Mut zur Veränderung schaut anders aus
GESUNDHEITSSYSTEM
Die Ergebnisse einer aktuellen Umfrage über das österreichische Gesundheitssystem sind alarmierend und sollten der Politik ein dringender Weckruf sein, endlich zu reagieren: 45 Prozent der Befragten sind laut den Daten des Gallup-Instituts nämlich der Ansicht, dass sich die medizinische Versorgung in den vergangenen zwölf Monaten verschlechtert habe. Das ist eine Verschlechterung um 20 Prozent in nur einem Jahr. Verbesserungsbedarf sehen Patientinnen und Patienten sowie Ärztinnen und Ärzte in praktisch allen Bereichen - insbesondere im niedergelassenen Bereich (66 Prozent), wobei vor allem die langen Wartezeiten auf Termine und die kurze Dauer für Arzt-Patienten-Gespräche bemängelt werden.
Diese Ergebnisse wurden jetzt auch beim European Health Forum Gastein von aktiven und ehemaligen Gesundheitspolitikern diskutiert. Der von ihnen dort ausgestellte Befund ist so klar wie ernüchtern: Angesichts immer mehr älterer Menschen, immer weniger Einnahmen aus Sozialversicherungsbeiträgen und immer teureren modernen Therapien wird das solidarische Gesundheits- und Sozialsystem auf kurz oder lang kaum noch aufrecht zu erhalten sein. Es sei denn, man geht endlich mutige Reformen an. Doch wie sollen die aussehen?
Einer der Vorschläge: Zur Finanzierung des Systems brauche es Vermögens- und Erbschaftssteuern. Besonders visionär ist das nicht. Geld von jenen zu holen, die es haben, und dieses dann in ein marodes System zu pumpen, macht das System nicht besser – dafür aber noch teurer, weil es immer mehr zu einem Selbstbedienungsladen wird. Wieso nicht endlich mehr Eigenverantwortung der Menschen einfordern, wie nicht endlich nachdenken über Selbstbehalte im niedergelassenen Bereich und Ambulanzgebühren für Patienten, die ins Spital gehen obwohl sie dort nicht hingehören? Umverteilungs-Steuern lassen unser Gesundheitssystem nicht genesen.

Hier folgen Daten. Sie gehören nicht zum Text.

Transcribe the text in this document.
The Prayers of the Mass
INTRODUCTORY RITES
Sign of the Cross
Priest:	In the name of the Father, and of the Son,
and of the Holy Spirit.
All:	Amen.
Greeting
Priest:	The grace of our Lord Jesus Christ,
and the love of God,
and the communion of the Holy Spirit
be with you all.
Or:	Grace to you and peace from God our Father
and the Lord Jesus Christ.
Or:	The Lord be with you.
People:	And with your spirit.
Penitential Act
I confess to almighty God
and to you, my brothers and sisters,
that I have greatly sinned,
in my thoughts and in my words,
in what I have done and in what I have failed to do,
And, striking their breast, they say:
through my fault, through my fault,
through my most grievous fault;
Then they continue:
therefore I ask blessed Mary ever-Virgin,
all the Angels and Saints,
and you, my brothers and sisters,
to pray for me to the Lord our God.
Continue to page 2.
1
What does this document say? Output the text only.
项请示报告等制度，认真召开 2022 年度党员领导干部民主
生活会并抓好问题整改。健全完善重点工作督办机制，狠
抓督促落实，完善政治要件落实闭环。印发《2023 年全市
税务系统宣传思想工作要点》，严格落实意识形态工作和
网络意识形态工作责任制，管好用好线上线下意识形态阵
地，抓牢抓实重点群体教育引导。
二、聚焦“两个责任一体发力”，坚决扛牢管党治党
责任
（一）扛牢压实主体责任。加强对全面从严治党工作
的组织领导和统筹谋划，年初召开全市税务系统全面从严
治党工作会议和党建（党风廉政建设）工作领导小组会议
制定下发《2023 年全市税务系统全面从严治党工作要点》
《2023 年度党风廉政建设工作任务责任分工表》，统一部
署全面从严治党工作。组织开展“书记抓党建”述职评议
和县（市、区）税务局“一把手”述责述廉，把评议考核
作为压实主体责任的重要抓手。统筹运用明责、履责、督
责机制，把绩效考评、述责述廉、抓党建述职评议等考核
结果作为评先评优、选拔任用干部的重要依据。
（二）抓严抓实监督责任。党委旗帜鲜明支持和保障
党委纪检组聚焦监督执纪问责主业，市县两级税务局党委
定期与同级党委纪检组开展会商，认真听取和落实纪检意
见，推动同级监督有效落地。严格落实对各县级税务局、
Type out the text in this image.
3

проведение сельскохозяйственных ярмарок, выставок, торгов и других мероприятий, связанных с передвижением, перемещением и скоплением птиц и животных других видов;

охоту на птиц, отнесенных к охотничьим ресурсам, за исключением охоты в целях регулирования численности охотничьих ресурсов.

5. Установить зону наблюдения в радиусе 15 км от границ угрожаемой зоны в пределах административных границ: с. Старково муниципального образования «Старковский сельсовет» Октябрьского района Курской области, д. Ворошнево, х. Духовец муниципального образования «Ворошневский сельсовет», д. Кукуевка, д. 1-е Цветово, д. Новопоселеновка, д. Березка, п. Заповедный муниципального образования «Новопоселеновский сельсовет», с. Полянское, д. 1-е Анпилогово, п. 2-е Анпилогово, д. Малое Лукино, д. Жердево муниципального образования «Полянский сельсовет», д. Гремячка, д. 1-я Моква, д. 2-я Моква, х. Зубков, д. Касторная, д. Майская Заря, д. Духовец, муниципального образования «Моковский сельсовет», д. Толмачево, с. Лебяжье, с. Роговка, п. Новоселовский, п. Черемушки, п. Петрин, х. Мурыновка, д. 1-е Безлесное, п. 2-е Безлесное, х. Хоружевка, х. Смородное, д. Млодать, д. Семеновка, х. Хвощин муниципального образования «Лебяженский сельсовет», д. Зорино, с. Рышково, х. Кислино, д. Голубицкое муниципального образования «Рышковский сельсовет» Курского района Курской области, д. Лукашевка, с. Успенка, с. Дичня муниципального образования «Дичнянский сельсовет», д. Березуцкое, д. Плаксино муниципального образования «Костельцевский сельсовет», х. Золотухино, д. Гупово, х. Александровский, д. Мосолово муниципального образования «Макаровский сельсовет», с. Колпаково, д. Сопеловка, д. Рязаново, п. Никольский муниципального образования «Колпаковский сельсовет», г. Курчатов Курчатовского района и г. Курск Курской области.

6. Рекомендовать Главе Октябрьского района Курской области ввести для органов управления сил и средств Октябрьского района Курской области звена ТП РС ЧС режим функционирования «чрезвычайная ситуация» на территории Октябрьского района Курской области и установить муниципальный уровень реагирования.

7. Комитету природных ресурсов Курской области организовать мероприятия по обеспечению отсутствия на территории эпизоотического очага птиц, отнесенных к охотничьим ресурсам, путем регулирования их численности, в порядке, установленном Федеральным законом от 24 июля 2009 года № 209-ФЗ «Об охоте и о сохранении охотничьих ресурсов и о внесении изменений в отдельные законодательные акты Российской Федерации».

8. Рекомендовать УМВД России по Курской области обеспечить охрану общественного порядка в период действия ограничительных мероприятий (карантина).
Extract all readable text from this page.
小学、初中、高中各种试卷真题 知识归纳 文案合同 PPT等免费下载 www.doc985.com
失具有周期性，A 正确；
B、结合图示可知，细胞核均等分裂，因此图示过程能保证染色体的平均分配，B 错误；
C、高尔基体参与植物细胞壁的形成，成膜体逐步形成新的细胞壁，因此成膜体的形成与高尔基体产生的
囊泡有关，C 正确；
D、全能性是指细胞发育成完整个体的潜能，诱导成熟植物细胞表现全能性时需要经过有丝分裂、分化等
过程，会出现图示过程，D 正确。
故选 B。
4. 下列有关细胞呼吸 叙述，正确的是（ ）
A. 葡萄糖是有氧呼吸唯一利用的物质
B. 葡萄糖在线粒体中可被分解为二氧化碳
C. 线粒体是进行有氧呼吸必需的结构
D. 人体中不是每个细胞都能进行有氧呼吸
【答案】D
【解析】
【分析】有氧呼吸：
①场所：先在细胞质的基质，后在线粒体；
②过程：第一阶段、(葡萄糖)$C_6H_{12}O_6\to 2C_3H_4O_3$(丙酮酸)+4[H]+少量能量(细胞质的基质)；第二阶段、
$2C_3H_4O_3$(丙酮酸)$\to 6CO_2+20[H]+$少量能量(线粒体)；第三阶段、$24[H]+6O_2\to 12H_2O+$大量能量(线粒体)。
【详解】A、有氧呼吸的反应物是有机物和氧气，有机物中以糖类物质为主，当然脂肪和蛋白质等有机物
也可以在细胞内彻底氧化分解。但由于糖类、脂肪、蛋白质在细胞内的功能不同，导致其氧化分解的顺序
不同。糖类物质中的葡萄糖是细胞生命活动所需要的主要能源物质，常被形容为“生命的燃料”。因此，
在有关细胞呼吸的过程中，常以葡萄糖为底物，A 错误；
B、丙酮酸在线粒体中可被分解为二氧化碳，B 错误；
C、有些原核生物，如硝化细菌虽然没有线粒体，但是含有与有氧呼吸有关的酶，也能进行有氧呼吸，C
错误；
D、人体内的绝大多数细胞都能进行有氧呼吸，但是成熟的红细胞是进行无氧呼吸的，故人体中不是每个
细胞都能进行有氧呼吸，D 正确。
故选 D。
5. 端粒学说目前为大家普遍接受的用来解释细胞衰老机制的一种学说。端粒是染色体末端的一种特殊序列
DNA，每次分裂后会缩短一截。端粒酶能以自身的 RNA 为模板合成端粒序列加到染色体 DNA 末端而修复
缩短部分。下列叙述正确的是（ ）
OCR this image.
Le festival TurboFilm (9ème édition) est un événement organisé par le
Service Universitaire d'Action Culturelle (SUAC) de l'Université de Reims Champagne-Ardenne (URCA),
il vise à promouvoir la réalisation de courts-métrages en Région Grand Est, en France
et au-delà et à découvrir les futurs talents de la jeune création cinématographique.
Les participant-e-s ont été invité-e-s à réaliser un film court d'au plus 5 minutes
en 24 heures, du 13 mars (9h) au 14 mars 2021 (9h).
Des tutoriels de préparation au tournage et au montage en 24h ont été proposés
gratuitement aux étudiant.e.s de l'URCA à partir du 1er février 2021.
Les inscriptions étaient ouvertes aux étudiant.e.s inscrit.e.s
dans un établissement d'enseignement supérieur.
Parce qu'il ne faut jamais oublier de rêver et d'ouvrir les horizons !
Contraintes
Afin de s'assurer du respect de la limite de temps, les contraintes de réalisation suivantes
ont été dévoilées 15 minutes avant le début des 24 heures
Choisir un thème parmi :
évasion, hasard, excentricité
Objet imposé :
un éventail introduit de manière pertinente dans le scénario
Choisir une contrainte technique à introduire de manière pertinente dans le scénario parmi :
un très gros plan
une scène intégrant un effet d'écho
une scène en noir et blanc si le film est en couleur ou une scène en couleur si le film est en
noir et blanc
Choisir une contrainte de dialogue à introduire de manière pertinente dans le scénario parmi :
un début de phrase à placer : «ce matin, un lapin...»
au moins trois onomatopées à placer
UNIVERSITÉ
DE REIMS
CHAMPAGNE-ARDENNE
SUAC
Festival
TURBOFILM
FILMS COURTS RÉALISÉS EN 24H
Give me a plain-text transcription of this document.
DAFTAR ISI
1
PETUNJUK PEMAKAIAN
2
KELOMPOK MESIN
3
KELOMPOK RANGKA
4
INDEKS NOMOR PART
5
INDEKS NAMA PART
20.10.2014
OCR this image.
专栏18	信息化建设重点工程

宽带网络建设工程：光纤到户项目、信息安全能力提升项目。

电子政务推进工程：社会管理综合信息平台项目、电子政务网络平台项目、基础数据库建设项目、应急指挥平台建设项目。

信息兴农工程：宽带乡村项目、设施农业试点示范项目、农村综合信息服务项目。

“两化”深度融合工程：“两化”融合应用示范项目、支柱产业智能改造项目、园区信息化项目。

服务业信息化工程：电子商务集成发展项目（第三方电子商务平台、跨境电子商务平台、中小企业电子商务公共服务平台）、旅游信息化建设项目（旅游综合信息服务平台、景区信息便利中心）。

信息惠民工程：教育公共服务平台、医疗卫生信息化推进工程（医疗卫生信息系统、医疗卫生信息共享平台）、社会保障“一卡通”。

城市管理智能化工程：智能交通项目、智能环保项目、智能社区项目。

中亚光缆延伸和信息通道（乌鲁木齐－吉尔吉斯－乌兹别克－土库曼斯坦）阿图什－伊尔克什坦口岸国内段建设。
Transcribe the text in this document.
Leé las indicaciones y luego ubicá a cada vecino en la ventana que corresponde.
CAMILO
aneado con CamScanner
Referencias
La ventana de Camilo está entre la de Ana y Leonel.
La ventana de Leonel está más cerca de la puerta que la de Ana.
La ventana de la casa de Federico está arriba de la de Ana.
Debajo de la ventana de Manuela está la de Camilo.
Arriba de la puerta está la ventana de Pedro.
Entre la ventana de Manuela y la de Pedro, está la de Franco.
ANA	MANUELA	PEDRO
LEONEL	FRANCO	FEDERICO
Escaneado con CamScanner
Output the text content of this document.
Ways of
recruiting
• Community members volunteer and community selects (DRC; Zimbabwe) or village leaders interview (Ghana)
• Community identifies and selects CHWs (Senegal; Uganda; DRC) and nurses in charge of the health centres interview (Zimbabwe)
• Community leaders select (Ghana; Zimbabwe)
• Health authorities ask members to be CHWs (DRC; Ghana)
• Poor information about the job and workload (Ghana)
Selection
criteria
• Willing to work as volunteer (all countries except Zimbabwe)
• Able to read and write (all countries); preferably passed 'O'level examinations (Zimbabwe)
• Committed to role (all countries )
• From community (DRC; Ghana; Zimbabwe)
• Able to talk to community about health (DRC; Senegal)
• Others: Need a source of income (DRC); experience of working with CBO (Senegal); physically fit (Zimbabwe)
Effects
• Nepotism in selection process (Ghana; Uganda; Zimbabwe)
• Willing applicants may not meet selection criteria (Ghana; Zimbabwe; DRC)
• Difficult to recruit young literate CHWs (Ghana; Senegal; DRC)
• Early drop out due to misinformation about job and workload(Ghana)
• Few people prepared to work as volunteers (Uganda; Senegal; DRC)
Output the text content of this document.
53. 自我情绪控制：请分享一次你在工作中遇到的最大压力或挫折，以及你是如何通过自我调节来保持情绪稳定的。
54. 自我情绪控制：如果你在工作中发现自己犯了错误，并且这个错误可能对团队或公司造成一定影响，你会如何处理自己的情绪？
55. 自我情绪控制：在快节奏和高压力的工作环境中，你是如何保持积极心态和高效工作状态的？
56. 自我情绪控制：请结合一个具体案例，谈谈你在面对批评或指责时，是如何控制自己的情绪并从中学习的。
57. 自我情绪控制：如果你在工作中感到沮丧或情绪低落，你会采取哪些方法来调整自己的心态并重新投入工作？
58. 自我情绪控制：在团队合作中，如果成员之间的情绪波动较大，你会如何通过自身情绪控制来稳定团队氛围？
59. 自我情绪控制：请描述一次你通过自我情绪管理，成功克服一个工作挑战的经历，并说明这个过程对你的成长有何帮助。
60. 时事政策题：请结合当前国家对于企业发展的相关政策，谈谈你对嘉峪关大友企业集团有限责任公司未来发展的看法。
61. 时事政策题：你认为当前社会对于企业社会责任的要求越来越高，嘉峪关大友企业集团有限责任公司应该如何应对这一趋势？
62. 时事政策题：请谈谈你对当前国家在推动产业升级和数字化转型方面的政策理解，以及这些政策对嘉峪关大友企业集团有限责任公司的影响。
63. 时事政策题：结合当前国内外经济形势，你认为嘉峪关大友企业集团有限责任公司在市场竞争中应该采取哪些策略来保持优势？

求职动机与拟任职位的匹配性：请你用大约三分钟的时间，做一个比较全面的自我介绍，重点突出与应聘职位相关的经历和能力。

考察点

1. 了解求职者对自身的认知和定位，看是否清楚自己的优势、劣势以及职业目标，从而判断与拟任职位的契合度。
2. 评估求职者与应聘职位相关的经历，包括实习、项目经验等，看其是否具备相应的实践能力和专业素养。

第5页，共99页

Ebenfalls in Gastein diskutiert: eine umfassende Reform des Föderalismus, eine Finanzierung des Gesundheitssystems aus einer Hand und die Zusammenlegung aller Sozialversicherungen. Nun – im Bereich der damaligen Gebietskrankenkassen hat man den Föderalismus bereits zerschlagen. Was der nachfolgende Zentralismus gebracht hat, sieht man aktuell an Finanzen und Effizienz der Österreichischen Gesundheitskasse. Und das will man großflächig durchziehen?
Eine weitere Idee auf dem Kongress: Wer sich verpflichtet, einige Jahre dem öffentlichen Gesundheitssystem zur Verfügung zu stehen, soll beim Medizin-Aufnahmetest Bonus-Punkte bekommen und vorgereiht werden. Wie weit soll das dann gehen? Dass auch jene, die ganz und gar nicht für Medizin geeignet sind, einen Studienplatz bekommen, nur weil sie sich verpflichten, danach als Amtsarzt tätig zu werden? Will man so die Qualität der Versorgung steigern?
Es ist ernüchternd, mit welchen wahnwitzigen Ideen und visionslosen Konzepten die Politik das Gesundheitssystem leistbar halten und verbessern will. Es bleibt nur zu hoffen, dass der laufende Reformprozess von Bund, Ländern und Gemeinden, in dem das Gesundheitssystem ein zentrales Thema bildet, bald bessere Lösungen bringt. Und es bleibt auch abzuwarten, ob und wie sehr die Ärztekammer in diesen Prozess eingebunden wird. Bisher ist von dieser Einbeziehung jedenfalls nicht zu spüren – das merkt man auch an den oben erwähnten Beispielen. Reformwille und echter Mut zur Veränderung schauen anders aus.